Introduction and objectives

ST-segment elevation myocardial infarction (STEMI) network activation by a noncardiologist reduces delay times but may increase the rate of false-positive STEMI diagnoses. We aimed to determine the prevalence, predictors, and clinical impact of false-positive activations within the Catalonian STEMI network (Codi Infart).


From January 2010 through December 2011, all consecutive patients treated within the Codi Infart network were included. Code activations were classified as appropriate if they satisfied both electrocardiogram and clinical STEMI criteria. Appropriate activations were classified as false positives using 2 nonexclusive definitions: a) “angiographic” if a culprit coronary artery was not identified, and b) “clinical” if the discharge diagnosis was other than STEMI.

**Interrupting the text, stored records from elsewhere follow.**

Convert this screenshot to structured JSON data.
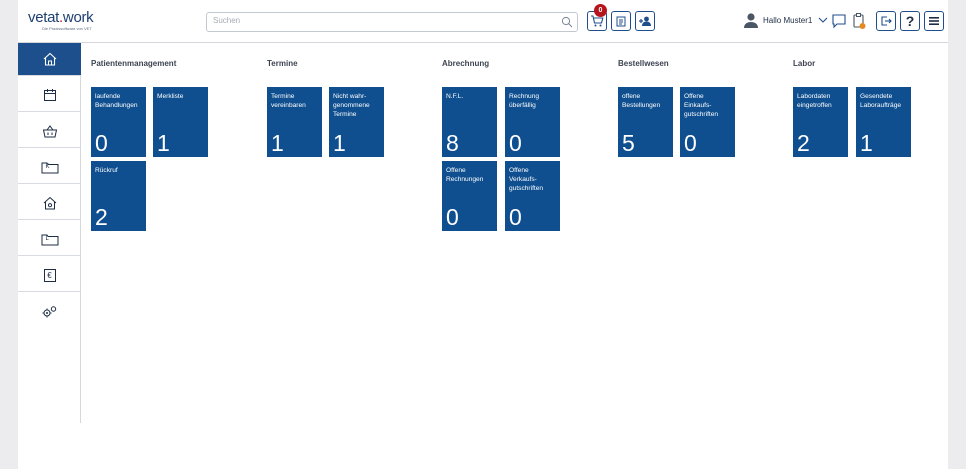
{
  "header": {
    "logo_main": "vetat",
    "logo_dot": ".",
    "logo_end": "work",
    "logo_sub": "Die Praxissoftware von VET",
    "search_placeholder": "Suchen",
    "cart_badge": "0",
    "user_label": "Hallo Muster1",
    "help_label": "?"
  },
  "sidebar": {
    "items": [
      {
        "icon": "home-icon",
        "active": true
      },
      {
        "icon": "calendar-icon"
      },
      {
        "icon": "basket-icon"
      },
      {
        "icon": "folder-k-icon",
        "letter": "K"
      },
      {
        "icon": "house-settings-icon"
      },
      {
        "icon": "folder-l-icon",
        "letter": "L"
      },
      {
        "icon": "euro-icon",
        "letter": "€"
      },
      {
        "icon": "gears-icon"
      }
    ]
  },
  "sections": {
    "patient": "Patientenmanagement",
    "termine": "Termine",
    "abrechnung": "Abrechnung",
    "bestellwesen": "Bestellwesen",
    "labor": "Labor"
  },
  "tiles": {
    "laufende": {
      "label": "laufende Behandlungen",
      "value": "0"
    },
    "merkliste": {
      "label": "Merkliste",
      "value": "1"
    },
    "rueckruf": {
      "label": "Rückruf",
      "value": "2"
    },
    "termine_vereinbaren": {
      "label": "Termine vereinbaren",
      "value": "1"
    },
    "nicht_wahrgenommen": {
      "label": "Nicht wahr-genommene Termine",
      "value": "1"
    },
    "nfl": {
      "label": "N.F.L.",
      "value": "8"
    },
    "rechnung_ueberfaellig": {
      "label": "Rechnung überfällig",
      "value": "0"
    },
    "offene_rechnungen": {
      "label": "Offene Rechnungen",
      "value": "0"
    },
    "offene_verkaufs": {
      "label": "Offene Verkaufs-gutschriften",
      "value": "0"
    },
    "offene_bestellungen": {
      "label": "offene Bestellungen",
      "value": "5"
    },
    "offene_einkaufs": {
      "label": "Offene Einkaufs-gutschriften",
      "value": "0"
    },
    "labordaten": {
      "label": "Labordaten eingetroffen",
      "value": "2"
    },
    "gesendete": {
      "label": "Gesendete Laboraufträge",
      "value": "1"
    }
  },
  "colors": {
    "tile": "#0f4f8f",
    "accent": "#1d4f8c",
    "badge": "#b5151c"
  }
}
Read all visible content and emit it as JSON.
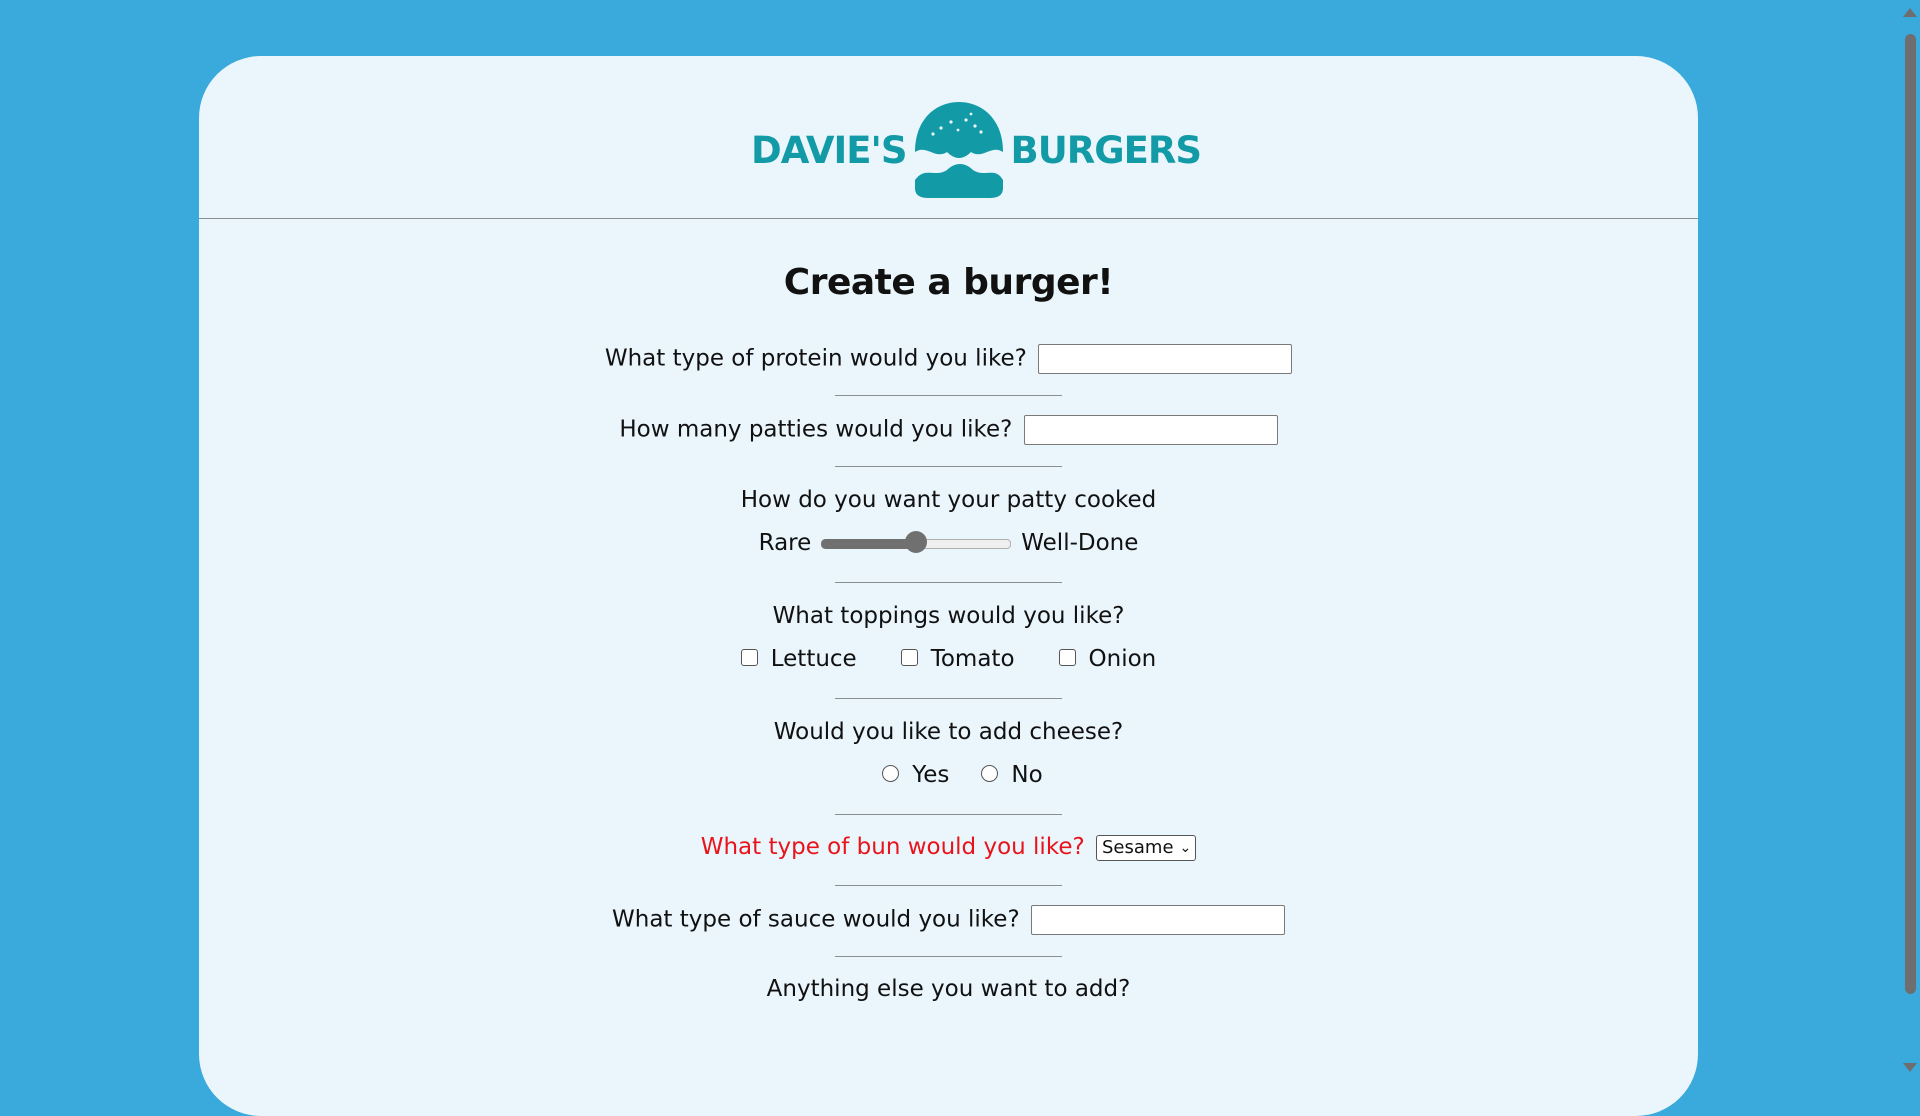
{
  "logo": {
    "left": "DAVIE'S",
    "right": "BURGERS"
  },
  "form": {
    "title": "Create a burger!",
    "protein_label": "What type of protein would you like?",
    "protein_value": "",
    "patties_label": "How many patties would you like?",
    "patties_value": "",
    "cooked_label": "How do you want your patty cooked",
    "cooked_min": "Rare",
    "cooked_max": "Well-Done",
    "cooked_level": 0.5,
    "toppings_label": "What toppings would you like?",
    "toppings": [
      "Lettuce",
      "Tomato",
      "Onion"
    ],
    "cheese_label": "Would you like to add cheese?",
    "cheese_options": [
      "Yes",
      "No"
    ],
    "bun_label": "What type of bun would you like?",
    "bun_selected": "Sesame",
    "sauce_label": "What type of sauce would you like?",
    "sauce_value": "",
    "extra_label": "Anything else you want to add?"
  },
  "colors": {
    "background": "#3aa9db",
    "card": "#eaf6fc",
    "brand": "#129aa6",
    "error": "#e8141c"
  }
}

In total, 5701 activations were included. Appropriate activation was performed in 87.8% of the episodes. The rate of angiographic false positives was 14.6%, while the rate of clinical false positives was 11.6%. Irrespective of the definition, female sex, left bundle branch block, and previous myocardial infarction were independent predictors of false-positive STEMI diagnoses. Using the clinical definition, hospitals without percutaneous coronary intervention and patients with complications during the first medical contact also had a false-positive STEMI diagnoses rate higher than the mean. In-hospital and 30-day mortality rates were similar for false-positive and true-positive STEMI patients after adjustment for possible confounders.


False-positive STEMI diagnoses were frequent. Outcomes were similar for patients with a true-positive or false-positive STEMI diagnosis treated within a STEMI network. The presence of any modifiable predictors of a false-positive STEMI diagnosis warrants careful assessment to optimize the use of STEMI networks.